BugLLM: Explainable Bug Localization through LLMs
Loading...
Date
2024-09-24
Authors
Advisor
Meiyappan Nagappan
Journal Title
Journal ISSN
Volume Title
Publisher
University of Waterloo
Abstract
Bug localization is the process of identifying the files in a codebase that contain a bug based on a bug report. This thesis presents BugLLM, a novel zero-shot bug localization method leveraging Large Language Models (LLMs) and semantic search techniques. BugLLM comprises two main phases: ingestion and inference.

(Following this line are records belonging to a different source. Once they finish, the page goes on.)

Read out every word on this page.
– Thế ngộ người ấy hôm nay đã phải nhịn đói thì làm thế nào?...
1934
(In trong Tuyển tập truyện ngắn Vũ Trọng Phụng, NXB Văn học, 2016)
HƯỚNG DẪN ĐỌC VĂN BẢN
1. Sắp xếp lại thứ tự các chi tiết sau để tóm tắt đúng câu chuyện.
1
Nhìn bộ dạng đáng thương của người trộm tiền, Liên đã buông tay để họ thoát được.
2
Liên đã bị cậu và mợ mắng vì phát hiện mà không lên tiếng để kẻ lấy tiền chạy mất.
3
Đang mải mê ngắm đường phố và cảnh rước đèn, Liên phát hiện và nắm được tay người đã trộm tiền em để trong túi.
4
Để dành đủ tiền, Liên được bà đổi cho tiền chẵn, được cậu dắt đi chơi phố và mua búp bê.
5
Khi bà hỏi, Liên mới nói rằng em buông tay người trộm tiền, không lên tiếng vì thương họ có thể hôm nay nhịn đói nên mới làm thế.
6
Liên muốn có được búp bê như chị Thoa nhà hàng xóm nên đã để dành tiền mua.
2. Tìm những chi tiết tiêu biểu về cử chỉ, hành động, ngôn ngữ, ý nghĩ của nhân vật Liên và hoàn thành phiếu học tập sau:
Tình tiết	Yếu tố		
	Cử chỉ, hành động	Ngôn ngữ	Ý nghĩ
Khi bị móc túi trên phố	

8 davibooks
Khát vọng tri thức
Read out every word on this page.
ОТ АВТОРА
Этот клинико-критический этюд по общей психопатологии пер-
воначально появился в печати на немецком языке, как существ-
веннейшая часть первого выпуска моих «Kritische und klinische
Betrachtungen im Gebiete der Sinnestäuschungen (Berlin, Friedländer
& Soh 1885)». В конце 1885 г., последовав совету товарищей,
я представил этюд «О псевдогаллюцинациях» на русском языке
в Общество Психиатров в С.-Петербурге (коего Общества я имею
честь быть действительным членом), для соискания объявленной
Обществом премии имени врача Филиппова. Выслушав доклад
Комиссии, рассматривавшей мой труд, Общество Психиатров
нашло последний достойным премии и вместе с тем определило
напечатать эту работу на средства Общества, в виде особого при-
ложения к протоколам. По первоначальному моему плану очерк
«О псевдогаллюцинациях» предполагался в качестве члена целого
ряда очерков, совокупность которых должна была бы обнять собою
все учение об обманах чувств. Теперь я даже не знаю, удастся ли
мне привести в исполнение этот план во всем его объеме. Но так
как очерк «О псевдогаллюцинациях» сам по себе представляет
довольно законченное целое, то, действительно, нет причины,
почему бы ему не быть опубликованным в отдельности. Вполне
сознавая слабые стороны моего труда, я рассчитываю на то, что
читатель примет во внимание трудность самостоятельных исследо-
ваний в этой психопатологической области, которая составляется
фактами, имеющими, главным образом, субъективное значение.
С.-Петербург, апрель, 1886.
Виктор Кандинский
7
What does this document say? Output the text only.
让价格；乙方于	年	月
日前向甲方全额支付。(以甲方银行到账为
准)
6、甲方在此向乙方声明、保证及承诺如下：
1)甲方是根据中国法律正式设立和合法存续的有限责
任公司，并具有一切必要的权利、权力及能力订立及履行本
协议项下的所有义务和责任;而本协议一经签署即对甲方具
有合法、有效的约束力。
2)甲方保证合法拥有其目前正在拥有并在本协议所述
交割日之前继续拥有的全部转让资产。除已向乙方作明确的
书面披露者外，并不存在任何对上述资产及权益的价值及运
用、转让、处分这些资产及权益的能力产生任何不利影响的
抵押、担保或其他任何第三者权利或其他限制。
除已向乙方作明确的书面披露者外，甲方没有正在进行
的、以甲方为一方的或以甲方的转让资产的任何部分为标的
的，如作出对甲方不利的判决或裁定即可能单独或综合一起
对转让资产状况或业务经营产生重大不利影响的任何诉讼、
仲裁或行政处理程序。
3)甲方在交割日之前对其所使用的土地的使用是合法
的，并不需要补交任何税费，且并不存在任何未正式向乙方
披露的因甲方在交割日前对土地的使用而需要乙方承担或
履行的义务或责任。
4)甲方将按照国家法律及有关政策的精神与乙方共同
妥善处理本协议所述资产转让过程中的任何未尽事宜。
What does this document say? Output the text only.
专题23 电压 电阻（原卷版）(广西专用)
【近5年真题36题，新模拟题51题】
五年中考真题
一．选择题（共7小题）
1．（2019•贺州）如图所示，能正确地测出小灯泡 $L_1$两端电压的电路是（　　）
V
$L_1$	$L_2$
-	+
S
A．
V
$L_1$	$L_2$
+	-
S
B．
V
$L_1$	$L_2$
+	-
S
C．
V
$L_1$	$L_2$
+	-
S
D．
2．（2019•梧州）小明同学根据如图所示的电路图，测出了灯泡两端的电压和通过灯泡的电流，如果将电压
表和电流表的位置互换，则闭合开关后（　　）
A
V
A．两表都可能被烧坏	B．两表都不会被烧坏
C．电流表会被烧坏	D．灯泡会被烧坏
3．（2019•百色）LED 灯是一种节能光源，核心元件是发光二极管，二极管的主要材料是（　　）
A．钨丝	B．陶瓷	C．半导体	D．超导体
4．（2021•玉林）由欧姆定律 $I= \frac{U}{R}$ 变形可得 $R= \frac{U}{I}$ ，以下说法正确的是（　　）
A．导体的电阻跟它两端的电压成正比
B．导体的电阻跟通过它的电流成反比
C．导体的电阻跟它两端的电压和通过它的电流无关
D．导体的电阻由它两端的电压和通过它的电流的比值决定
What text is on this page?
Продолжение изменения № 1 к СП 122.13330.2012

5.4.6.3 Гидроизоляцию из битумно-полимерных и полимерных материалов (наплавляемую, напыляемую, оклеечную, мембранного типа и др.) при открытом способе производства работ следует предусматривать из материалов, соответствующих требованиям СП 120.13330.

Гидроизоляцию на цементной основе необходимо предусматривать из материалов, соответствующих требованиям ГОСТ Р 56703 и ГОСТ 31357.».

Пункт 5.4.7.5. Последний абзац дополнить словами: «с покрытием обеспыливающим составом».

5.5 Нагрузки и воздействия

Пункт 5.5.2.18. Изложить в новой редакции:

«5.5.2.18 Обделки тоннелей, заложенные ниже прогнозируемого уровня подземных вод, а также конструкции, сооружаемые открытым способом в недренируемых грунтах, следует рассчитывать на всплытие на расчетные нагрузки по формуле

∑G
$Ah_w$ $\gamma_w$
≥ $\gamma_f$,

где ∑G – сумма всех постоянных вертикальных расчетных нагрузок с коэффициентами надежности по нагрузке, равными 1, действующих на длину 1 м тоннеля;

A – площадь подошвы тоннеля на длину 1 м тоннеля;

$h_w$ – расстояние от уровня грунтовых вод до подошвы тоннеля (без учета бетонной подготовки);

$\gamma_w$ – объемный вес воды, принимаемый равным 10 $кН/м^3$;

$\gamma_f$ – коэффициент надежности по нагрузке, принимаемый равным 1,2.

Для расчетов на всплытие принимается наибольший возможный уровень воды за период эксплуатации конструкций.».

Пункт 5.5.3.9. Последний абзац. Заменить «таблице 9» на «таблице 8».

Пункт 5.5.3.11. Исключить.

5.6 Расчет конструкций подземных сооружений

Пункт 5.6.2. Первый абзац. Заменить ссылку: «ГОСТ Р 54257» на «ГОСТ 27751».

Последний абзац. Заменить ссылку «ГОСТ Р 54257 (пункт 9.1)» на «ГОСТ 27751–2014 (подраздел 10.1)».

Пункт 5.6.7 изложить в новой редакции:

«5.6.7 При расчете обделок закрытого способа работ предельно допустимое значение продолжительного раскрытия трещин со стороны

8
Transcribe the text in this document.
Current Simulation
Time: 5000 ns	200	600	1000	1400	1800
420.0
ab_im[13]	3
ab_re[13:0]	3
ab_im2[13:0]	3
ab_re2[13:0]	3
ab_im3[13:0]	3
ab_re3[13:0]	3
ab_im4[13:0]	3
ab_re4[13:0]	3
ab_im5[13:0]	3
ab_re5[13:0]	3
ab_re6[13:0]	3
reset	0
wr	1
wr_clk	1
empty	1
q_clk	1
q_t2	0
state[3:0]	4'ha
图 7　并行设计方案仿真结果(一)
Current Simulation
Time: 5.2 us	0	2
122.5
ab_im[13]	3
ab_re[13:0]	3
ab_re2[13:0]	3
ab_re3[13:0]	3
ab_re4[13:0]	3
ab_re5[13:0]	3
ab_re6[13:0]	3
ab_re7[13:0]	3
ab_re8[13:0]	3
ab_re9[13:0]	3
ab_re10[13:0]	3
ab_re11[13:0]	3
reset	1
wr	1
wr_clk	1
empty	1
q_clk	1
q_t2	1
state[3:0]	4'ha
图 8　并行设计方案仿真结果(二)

In the ingestion phase, the codebase is chunked using an Abstract Syntax Tree (AST) parser, embedded using OpenAI's Ada V2 model and indexed in a Milvus vector database for efficient querying.
In the inference phase, a query is built from the bug report using an LLM to filter out non-technical details. This refined query is then used to search the vector database, retrieving semantically similar code chunks. These chunks undergo further filtering using another LLM query to establish their relevance to the bug, ensuring only the most pertinent chunks are considered.
Our method was evaluated on a dataset that includes bugs from six large Java projects. The evaluation metrics used include top-5 accuracy, where BugLLM achieved a top-5 accuracy ranging from 44.7% to 61.1%. BugLLM's performance was competitive, often surpassing traditional methods, and demonstrated efficiency with no training required.
To further aid developers, BugLLM also generates explanations for why specific files are relevant to a bug. The motivation behind this is twofold: helping developers understand why a file is important to fixing a bug and increasing transparency about how our tool works. Our methodology employs Chain-of-Thought prompting to generate detailed explanations from LLMs. These explanations are evaluated based on technical accuracy, groundedness, and informativeness. We find that the explanations generated by BugLLM are largely accurate and grounded in the actual content and context of the code, with minimal hallucination. The explanations were also found to be informative, providing valuable insights to developers. The mean scores (out of 5) for technical accuracy, groundedness, and informativeness were 3.9, 4.5, and 4.3, respectively, across different prompting techniques.